Malcolm Guite in his Poet’s Corner in the Church Times on 2nd February 2018 invites us to join CAMRE – the Campaign for Real Evangelism. His inspiration is the growth of microbreweries and the local brews challenging the nation brands. He writes:
Perhaps we should see each small parish as a kind of microbrewery, combining an ancient recipe with local ingredients for a lively, distinct, and refreshing gift to its own community.
As the world is discovering the importance of localism, the Church of England seems busy following an outdated business model and be determined to strive for ever more centralisation. The Church’s (alleged) great hope, Renewal and Reform, seems to be leading this mistaken big business model. Bishops and Dean are to be shaped by new MBAs, theological courses and colleges are becoming more standardise, national programmes such as Alpha, Emmaus, Pilgrim are promoted as the new essentials and posts grow at Church House to over-see this new brave world.

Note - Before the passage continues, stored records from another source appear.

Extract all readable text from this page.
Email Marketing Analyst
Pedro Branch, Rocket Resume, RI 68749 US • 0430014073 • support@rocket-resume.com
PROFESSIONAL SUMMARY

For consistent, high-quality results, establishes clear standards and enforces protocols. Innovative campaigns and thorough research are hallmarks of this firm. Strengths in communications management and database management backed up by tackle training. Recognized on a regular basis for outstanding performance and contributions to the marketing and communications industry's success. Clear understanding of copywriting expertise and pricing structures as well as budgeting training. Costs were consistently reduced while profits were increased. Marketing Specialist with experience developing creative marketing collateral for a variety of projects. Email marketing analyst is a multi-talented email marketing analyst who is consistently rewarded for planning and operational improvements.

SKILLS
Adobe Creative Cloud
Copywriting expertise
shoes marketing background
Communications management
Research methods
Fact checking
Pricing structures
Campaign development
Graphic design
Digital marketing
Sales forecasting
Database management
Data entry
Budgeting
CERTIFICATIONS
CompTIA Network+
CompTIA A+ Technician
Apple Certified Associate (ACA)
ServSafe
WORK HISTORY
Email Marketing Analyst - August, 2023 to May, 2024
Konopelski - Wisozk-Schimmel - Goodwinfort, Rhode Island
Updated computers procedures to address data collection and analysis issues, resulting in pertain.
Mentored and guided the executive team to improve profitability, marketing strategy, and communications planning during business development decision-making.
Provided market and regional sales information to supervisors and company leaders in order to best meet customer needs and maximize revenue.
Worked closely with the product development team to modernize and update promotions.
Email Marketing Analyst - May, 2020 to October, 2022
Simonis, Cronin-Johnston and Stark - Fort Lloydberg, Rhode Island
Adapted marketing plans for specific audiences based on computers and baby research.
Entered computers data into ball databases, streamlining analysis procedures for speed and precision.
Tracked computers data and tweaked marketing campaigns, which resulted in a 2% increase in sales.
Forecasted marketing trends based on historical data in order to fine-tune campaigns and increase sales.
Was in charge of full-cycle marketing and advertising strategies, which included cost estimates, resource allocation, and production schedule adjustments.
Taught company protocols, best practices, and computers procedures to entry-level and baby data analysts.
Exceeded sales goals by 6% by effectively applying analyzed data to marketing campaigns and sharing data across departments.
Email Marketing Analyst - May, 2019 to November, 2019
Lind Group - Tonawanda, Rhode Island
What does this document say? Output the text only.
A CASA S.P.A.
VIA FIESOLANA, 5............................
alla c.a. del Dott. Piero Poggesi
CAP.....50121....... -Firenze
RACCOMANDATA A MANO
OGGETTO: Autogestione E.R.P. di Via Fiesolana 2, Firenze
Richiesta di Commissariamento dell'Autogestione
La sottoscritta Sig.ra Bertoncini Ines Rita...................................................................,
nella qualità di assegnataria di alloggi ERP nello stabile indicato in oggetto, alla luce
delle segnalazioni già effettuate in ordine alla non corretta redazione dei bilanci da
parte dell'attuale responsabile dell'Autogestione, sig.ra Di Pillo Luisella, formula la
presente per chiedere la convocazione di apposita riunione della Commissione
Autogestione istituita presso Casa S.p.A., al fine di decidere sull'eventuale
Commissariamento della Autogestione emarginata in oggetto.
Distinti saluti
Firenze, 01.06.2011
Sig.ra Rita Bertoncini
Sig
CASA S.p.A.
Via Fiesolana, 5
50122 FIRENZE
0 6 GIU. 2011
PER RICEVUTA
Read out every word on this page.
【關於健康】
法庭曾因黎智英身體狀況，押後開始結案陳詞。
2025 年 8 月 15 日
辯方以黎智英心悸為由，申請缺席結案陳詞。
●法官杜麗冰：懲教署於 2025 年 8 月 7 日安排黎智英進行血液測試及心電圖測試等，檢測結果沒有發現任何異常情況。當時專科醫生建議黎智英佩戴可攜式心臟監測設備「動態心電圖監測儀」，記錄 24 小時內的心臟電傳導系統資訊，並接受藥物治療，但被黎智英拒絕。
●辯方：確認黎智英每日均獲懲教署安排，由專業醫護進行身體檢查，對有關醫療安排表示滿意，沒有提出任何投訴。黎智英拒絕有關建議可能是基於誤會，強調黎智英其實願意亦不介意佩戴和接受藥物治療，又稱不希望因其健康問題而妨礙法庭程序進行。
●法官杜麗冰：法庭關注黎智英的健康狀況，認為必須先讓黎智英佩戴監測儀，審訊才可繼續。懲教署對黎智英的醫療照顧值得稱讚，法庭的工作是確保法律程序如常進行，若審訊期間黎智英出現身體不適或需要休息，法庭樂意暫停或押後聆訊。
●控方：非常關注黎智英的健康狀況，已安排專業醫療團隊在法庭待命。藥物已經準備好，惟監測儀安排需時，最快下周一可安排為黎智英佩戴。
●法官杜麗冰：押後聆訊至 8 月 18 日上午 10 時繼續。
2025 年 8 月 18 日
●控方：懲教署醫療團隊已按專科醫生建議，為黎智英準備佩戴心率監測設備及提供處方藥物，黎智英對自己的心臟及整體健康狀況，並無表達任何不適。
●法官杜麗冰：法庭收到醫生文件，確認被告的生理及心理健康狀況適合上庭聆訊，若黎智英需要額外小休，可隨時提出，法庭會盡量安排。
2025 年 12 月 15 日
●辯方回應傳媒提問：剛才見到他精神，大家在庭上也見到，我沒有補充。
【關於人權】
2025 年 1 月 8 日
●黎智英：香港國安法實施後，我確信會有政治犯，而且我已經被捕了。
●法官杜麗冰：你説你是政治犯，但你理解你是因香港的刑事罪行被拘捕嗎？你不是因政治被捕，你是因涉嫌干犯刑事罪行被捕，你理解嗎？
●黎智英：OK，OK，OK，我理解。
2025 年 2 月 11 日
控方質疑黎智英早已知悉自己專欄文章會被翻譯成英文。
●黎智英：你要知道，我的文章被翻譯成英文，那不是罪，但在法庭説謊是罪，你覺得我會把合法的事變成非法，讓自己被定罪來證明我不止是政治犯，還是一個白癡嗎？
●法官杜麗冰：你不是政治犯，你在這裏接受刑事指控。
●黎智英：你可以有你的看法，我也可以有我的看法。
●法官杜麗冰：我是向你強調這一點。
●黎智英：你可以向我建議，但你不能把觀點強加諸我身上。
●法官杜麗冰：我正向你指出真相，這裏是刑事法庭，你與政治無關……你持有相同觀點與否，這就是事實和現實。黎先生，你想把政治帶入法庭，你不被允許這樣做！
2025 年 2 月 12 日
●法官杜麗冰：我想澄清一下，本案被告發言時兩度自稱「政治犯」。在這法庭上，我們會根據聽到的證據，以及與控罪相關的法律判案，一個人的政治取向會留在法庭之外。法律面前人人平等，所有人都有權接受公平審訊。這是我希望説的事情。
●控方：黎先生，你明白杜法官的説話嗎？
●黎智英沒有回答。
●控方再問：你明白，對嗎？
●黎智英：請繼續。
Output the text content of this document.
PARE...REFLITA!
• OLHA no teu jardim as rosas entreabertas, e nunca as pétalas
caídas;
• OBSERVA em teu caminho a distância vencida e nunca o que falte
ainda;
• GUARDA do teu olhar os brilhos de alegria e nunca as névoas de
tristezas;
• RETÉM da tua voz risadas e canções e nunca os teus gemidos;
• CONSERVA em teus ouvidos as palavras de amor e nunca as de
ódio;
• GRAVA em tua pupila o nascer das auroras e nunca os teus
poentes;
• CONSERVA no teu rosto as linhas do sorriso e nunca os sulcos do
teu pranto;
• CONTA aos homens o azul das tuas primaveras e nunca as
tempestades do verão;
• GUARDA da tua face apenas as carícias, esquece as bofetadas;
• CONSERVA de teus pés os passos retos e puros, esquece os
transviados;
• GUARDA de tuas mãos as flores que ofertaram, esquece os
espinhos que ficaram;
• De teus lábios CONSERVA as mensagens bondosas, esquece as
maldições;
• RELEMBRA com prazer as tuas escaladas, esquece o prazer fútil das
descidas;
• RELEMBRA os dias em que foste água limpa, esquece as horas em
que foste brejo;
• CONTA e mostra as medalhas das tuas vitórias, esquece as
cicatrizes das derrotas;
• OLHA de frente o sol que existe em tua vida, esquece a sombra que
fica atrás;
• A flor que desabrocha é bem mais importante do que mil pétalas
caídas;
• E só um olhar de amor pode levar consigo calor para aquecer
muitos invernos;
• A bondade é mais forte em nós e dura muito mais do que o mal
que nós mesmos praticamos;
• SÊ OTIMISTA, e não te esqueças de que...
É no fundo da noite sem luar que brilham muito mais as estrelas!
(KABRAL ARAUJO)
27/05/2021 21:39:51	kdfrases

A similar process is seen at work in the new Cathedrals Review Group report. There is talk of a “cathedral sector” and a greater control over the way they are both governed and operated, additional reporting and creation of new “dashboards” to allow quick comparison – which presumes they have been made “alike” so like can be compared with like.
The fear in all of this is of the eccentric, the maverick, the individualist, the one who may go off message. The dread is the uncontrolled individual (or individual church) saying or doing some that may bring the Church “reputational damage”. Yes things go wrong (though we forget more often how they go right) but making change because of occasional mess-ups represents a failure to learn from the old adage that bad cases make bad laws. Too often governments rush to legislation when something goes wrong and unintentionally can make things worse. Centralisation, more control, more standardisation, will not protect the Church from mess-ups, but it may end up making the Church so bland nobody will care whether the Church messes-up or not.
The lesson from the Brexit referendum is that people do not like centralisation. The yearn is for decision-making to be as close to the people it affects as possible. Sadly the Church seems as slow to learn this lesson as many others in positions of power in our society. In many parishes Diocesan House can seem remote and out of touch and in turn Church House in London seems irrelevant.
Above all this creeping centralisation goes against the core Christian doctrine of Incarnation. Jesus is made flesh at a particular moment of history, in a particular location. His words and his actions reflect the local context he was in. Similarly in our own age each priest is called to incarnate the gospel in their own unique setting. Each priest needs to be released to be their own microbrewery taking the three essential Kingdom ingredients named by Malcolm Guite as “Golden Grain, Living water and Secretly Working Yeast”. Of course not all the brews will be the best fermentation and it may take several goes before something drinkable is achieved but as many a CAMRA member will tell you, these local brews usually knock the socks off the mass-produced, big brand alternatives.
It is time for the Archbishops’ Council, Church House, the House of Bishops, General Synod et al to let go and let be. Release the levers of power and let’s go local. Trust the priests on the ground, let the incarnational be the hall-mark of the Church – local, rooted, distinct – of its community, for its community. All will not always go well, poor brews will occasionally taint the palate, but that is part of what it means to be family, Church family. All this will make it much riskier to be a bishop, yet alone an archbishop, but as they themselves learn to become unpasteurised, the Church stands every chance of becoming more colourful, diverse, and quirky – in short much more like the humanity God created.